By Erika Mathieu
Sunny South News
Lethbridge County has formalized an updated Industrial/Commercial Land Use Strategy, which aims to protect areas earmarked with potential or imminent future development from incompatible land uses.
The previous strategy was approved by County Council in October 2016. The updated document guides Council and administration, developers, and landowners, providing an overview of development trends in Lethbridge County and is used to identify future locations for commercial and industrial development, and providing “preferred” development locations. Presenting the agenda item was Hilary Janzen, supervisor of planning and development for Lethbridge County. Janzen said the strategy also acknowledges the need for the County to be flexible at times, but said the document provides an economic analysis and legislative review to ensure the County’s strategy is aligned with provincial and federal legislation.

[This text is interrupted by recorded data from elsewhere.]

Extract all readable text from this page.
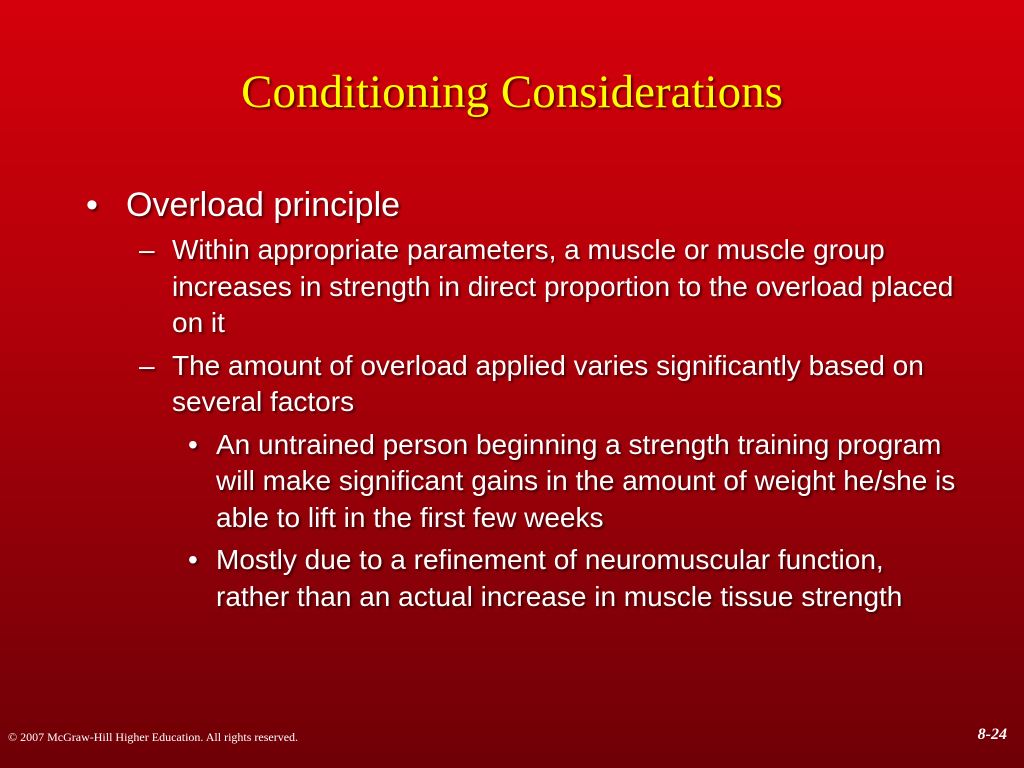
Conditioning Considerations
• Overload principle
– Within appropriate parameters, a muscle or muscle group increases in strength in direct proportion to the overload placed on it
– The amount of overload applied varies significantly based on several factors
• An untrained person beginning a strength training program will make significant gains in the amount of weight he/she is able to lift in the first few weeks
• Mostly due to a refinement of neuromuscular function, rather than an actual increase in muscle tissue strength
© 2007 McGraw-Hill Higher Education. All rights reserved.	8-24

“It doesn’t mean that it’s the only places, but it is recognizing there is certain infrastructure and development in proximity to those areas that would lend itself to successful development for industrial or commercial purposes,” Janzen told council during the April 20 council meeting.
The document also includes a review of prescribed land uses within the County as well as a land use strategy which identifies potential areas based on specific principles and criteria set out by other County documents.
Janzen said the County has, “a number of areas for growth,” including an area off of Highway 25 near Kipp which has been identified within the Intermunicipal Development Plan (IDP) with the Town of Coalhurst as an area of future growth. Janzen confirmed, “nothing to date has occurred in this particular area yet but it is an area of interest because of the improvement we have done to Kipp Road and the proximity to the highway system.”
North of the City of Lethbridge this area is along the future CANAMEX corridor, a trade corridor connected by the north-south portion of the national highway system in Alberta, which will eventually incorporate the City of Lethbridge in the future. Janzen said the documents recommend that this area, “be protected for future development knowing that future corridor probably will be in a far-off horizon, but it is still important to recognize the importance,” as to not infringe on that with other development.
The industrial park east of the airport is outlined as an area with potential development, and is an area the County wants to ensure stays open for future development given the proximity to Highway 5 and the airport.
The document highlights the Highway 3 corridor is an area with continued interest, as well as the south Highway 4 corridor indicating it as a priority growth area due to access to transportation networks such as the rail line and highway.
The document states that areas marked for potential development, “should not be compromised by conversion to ‘incompatible’ land uses, such as grouped country residential, and an attempt should be made to keep them as fragmented as possible.”
Janzen added the intention is to revisit the document every five years as development trends and economic conditions change. Council passed a motion to approve the strategy and directed administration to proceed with implementation.